Supplementary Material
Significance.
This study identifies a novel mechanism of resistance to anti-PD-1/PD-L1 immunotherapy mediated by HPV E5 which can be exploited using the HPV E5 inhibitor Rimantadine to improve outcomes for head and neck cancer patients.
Acknowledgements
We thank Dr. Frank Suprynowicz (Georgetown University Medical School) for HPV16 E5 vectors, Dr. Judith Varner (UCSD) for MEER cells, and Dr. Dong-Er Zhang (UCSD) for cell lines and vectors. We also thank Biorepository and Tissue technology shared resource for Biospecimen collection.
This work was supported in part by NIH grants (1KL2TR001444, 1R01DE028563, 1U01DE028227) and the San Diego Center for Precision Immunotherapy to A.B.S. Biorepository and Tissue technology shared resource is supported by CCSG Grant P30CA23100.
Footnotes
Conflict of interest statement
The authors declare competing financial interests: J.S.G reports research funding from Kura Oncology and Mavupharma, and consultant fees from Oncoceutics Inc and Vividion Therapeutics.
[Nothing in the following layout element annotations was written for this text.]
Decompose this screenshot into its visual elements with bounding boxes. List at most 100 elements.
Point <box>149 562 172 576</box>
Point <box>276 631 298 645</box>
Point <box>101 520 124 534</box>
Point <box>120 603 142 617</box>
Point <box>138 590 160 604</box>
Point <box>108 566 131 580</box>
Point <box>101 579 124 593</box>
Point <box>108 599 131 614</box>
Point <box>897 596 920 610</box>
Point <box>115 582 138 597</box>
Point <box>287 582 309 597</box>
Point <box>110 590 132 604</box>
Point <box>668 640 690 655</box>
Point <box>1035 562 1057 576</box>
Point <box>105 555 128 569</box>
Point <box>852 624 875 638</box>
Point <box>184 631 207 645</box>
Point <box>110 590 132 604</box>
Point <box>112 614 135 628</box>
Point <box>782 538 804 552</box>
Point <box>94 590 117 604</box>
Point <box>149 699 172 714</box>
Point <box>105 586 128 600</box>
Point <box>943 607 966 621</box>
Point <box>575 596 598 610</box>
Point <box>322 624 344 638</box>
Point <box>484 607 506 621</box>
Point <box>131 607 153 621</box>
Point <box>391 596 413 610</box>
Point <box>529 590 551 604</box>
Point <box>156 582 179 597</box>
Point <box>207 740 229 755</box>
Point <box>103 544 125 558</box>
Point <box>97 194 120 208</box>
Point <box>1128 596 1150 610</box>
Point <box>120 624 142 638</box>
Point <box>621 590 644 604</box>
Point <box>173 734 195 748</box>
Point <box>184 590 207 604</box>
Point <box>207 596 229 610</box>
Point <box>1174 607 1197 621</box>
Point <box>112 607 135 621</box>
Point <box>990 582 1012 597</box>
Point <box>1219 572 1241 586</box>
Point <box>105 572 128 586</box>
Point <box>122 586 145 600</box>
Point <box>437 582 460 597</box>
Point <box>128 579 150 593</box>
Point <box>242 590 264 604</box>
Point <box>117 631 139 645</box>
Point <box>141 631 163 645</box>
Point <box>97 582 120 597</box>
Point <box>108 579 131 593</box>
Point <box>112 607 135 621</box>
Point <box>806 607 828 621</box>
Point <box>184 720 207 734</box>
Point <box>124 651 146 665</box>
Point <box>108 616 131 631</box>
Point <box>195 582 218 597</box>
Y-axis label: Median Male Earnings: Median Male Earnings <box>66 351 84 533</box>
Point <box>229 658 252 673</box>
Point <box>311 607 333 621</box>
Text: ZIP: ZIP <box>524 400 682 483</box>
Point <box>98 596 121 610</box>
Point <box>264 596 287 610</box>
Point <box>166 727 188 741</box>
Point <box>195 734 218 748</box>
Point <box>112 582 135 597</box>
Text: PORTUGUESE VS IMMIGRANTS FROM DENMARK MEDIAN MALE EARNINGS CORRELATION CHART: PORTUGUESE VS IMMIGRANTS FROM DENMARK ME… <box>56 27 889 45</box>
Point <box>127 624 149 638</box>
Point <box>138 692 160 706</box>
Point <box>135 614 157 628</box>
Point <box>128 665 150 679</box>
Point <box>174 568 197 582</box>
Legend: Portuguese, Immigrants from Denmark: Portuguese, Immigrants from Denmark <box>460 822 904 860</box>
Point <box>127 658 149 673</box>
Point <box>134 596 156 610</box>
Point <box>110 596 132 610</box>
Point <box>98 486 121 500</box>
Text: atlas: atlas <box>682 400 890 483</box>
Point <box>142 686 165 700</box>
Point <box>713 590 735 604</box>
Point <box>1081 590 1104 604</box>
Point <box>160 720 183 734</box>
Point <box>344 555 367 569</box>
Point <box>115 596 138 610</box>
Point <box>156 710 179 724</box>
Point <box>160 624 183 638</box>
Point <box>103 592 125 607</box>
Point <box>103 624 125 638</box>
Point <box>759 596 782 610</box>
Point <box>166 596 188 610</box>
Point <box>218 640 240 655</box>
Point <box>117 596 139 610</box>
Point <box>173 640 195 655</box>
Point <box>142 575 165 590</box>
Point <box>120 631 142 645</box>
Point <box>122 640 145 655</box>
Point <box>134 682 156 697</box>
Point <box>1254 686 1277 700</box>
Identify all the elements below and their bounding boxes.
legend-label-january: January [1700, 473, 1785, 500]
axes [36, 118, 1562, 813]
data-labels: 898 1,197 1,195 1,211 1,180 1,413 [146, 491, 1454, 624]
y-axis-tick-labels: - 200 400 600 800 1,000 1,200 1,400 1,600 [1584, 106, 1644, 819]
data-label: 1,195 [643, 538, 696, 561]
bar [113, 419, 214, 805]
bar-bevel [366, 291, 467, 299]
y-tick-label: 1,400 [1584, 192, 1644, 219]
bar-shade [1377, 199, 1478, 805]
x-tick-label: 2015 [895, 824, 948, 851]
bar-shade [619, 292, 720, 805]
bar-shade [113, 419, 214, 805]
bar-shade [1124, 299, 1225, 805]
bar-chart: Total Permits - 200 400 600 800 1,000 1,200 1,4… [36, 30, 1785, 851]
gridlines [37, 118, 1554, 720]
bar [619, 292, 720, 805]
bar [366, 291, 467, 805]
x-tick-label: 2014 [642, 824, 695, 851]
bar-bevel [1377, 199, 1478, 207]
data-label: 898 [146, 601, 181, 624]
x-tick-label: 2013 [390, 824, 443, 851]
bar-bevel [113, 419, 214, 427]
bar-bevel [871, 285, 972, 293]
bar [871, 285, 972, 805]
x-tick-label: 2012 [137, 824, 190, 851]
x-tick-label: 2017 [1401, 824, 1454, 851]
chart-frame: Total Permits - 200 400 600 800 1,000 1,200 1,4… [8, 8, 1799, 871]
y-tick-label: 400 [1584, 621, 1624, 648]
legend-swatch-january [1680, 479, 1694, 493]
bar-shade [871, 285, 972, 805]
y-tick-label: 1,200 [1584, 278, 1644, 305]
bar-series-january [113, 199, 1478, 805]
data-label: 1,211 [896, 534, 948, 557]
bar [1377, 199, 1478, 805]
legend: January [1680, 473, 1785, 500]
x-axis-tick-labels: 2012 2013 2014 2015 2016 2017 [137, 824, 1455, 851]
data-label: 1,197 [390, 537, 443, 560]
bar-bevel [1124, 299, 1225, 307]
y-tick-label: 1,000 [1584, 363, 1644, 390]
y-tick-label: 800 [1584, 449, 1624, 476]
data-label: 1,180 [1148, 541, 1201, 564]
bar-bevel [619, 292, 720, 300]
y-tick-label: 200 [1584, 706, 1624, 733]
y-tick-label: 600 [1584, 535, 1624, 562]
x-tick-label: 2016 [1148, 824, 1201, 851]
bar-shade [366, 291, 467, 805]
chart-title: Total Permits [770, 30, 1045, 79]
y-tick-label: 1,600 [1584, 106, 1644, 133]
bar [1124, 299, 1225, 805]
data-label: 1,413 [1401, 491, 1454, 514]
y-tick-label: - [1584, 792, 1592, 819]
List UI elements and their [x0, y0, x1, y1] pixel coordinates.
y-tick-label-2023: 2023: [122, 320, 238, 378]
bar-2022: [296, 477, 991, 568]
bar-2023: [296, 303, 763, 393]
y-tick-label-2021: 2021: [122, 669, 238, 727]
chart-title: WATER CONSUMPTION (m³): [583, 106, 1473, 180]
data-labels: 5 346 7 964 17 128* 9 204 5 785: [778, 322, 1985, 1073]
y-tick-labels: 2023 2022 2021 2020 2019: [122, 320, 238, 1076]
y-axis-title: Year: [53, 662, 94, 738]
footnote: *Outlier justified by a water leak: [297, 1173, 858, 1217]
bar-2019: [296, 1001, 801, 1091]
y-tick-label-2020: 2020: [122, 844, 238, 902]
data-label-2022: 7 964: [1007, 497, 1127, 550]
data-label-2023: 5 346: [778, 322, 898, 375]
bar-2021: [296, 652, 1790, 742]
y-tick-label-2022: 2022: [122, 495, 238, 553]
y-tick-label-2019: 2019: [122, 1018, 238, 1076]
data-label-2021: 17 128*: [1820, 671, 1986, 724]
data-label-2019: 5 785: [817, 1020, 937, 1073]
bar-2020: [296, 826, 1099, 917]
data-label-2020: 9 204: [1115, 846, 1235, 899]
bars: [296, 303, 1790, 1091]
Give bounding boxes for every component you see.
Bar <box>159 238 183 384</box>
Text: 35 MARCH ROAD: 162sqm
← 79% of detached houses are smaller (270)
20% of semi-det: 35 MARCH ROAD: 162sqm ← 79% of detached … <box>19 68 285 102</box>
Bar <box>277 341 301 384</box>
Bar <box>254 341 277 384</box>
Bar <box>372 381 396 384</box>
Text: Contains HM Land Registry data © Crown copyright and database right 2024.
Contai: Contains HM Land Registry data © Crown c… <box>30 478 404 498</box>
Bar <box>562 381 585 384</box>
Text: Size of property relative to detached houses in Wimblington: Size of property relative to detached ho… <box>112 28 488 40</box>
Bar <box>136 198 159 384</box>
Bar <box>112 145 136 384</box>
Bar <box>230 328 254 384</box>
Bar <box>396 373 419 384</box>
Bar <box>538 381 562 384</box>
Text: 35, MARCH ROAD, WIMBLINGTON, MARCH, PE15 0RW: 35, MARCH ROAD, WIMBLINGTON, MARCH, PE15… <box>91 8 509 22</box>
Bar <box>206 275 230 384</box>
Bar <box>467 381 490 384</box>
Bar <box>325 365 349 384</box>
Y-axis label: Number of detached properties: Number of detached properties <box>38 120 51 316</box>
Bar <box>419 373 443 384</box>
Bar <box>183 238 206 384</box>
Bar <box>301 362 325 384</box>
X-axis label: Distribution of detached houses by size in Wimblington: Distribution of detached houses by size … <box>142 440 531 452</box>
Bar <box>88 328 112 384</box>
E.E.W.C reports research funding from Pfizer, Merck, AstraZeneca, and Bristol-Myers Squibb outside the submitted work. A.B.S. reports research funding and honoraria from Pfizer and Varian Medical Systems, consultant fees from Astrazeneca, and other fees from Raysearch and Merck. A.B.S. is the scientific founder and has an equity interest in Toragen Inc. that could potentially benefit from the research results. The terms of this arrangement have been reviewed and approved by the University of California, San Diego in accordance with its conflict of interest policies.